Incidentally, Scottish Gaelic is not the language spoken by the Celtic people who lived in Scotland at the time of the Romans, the Picts, which is lost. Scottish Gaelic is actually descended from Middle Irish due to migration and trading contacts. The Ulster dialect of Irish is in turn much influenced by reverse migration from Scotland. Languages do not evolve in isolation or in any simple linear trajectory.

Contrary to popular myth, Breton is not a Continental Celtic language but was taken to Brittany by a mass migration of people, which peaked in the 6th Century AD, from South-West Britain, fleeing the Anglo-Saxons. The Saxons won a great victory in battle at Dyrham (near Bath) in 577 after which they advanced through Somerset and Devon, splitting the Celts of Cornwall and Wales and leading to the formation of two distinct Brythonic language groups, Welsh and Cornish. Breton is much closer to Cornish than Welsh.

The Continental Celtic languages are all extinct, except for fascinating remnants that linger here and there in local dialect words in French and Spanish.

12 Responses to “Celtic Europe”

  1. Dave Carter Says:

    Belgium is interesting because there is evidence from place names there that, in times long before the Roman invasions, they spoke an ancient Indo-European language which was not closely related to either Celtic or German. This is probably controversial, but a couple sources I have say this.

    • telescoper Says:

      This is entirely possible. The Celts did not migrate into a vacuum nor was their migration instantaneous. There were other groups, eg the Slavic languages and different Celtic groups arrived over an extended period of time. All we know from the Romans is the Belgae were different from the other Gallic groups. Even in Ireland, which was isolated and therefore presumed simple, is now thought to have had at least four different Celtic invasions.

    • telescoper Says:

      P.S. Not also that the Basque language is not even a member of the Indo-European group…

      • Presumably it was here before the Indo-Europeans came. Other non-Indo-European languages in Europe are Finnish, Estonian, and Hungarian, which are related to Asian languages. Actually the first two are related to the last as well, but very distantly. Also, the Sami language and people are also obviously of Asian origin and also distantly related to the Finnish.

        Despite the new-age hype, Stonehenge (which is about the same age as the pyramids) was built long before the Celts.

      • telescoper Says:

        I think Basque it is the only pre-indo-European language that survives in Europe. There is also Maltese, the only semitic language recognised as an official language of the EU.

      • telescoper Says:

        I think Etruscan was also a pre-indo-European language. Quite a lot of text survives in that language, though it was replaced by Latin (an Indo-European).

      • Tartessian is another pre-Indo-European one which is well attested through inscriptions found in South Portugal and South-Western Spain. Makes me wonder how much these pre-Indo-European languages influenced the Celtic languages of those regions, and how much of these ancient languages still remain fossilized within the modern European languages through words or phonotactics.

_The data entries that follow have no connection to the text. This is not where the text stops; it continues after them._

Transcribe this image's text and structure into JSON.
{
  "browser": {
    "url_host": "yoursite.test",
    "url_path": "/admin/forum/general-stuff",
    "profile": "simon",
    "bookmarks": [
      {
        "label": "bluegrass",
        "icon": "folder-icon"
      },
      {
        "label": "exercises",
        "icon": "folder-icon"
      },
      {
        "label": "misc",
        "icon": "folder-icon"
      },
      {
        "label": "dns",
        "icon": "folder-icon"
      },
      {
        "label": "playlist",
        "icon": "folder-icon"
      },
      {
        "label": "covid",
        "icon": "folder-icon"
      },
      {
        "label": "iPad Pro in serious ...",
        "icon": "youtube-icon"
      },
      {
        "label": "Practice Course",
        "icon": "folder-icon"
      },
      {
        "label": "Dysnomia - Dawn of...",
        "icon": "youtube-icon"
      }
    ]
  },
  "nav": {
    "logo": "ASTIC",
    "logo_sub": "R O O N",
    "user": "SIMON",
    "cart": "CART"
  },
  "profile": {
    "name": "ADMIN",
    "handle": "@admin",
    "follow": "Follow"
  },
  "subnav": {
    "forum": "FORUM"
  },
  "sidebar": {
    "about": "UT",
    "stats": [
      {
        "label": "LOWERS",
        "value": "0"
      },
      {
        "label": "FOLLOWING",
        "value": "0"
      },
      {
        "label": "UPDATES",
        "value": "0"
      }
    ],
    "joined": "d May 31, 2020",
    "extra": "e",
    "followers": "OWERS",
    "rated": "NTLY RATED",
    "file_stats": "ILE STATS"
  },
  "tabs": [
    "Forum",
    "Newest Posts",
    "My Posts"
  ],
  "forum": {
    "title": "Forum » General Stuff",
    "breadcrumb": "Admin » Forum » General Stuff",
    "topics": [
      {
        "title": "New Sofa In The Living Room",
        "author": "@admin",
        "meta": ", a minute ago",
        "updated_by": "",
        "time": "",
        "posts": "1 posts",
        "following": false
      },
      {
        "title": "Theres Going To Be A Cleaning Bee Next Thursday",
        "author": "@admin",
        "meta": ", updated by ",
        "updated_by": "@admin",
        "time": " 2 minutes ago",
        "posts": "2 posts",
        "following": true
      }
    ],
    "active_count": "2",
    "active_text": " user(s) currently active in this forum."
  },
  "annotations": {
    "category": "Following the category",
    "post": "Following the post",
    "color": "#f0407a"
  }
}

      • If survive means that it is spoken today by native speakers, then only Basque, but if survives mean that something written has survived, then there are a few more.

      • Hard to say how much is left in modern languages. Both the Celts and the Romans were in England for a long time, but modern English contains very little contribution from either. English is basically Germanic with a heavy dose of Norman French, less but still tangible Viking influence, and perhaps a bit more foreign words from the Renaissance and later times than many other languages.

      • telescoper Says:

        Relics are more likely to be found in regional dialect words and phrases than in standard English. Same goes in France and Spain I think.

  2. Anton Garrett Says:

    Mediolanum was also the name of the Roman fortress settlement of Whitchurch in North Shropshire, presumably because it is midway between Chester and Wroxeter (outside Shrewsbury), both large Roman towns.

  3. Today I learned that the Spanish word for beer “cerveza” comes from an old Celtic word “cerevisia”.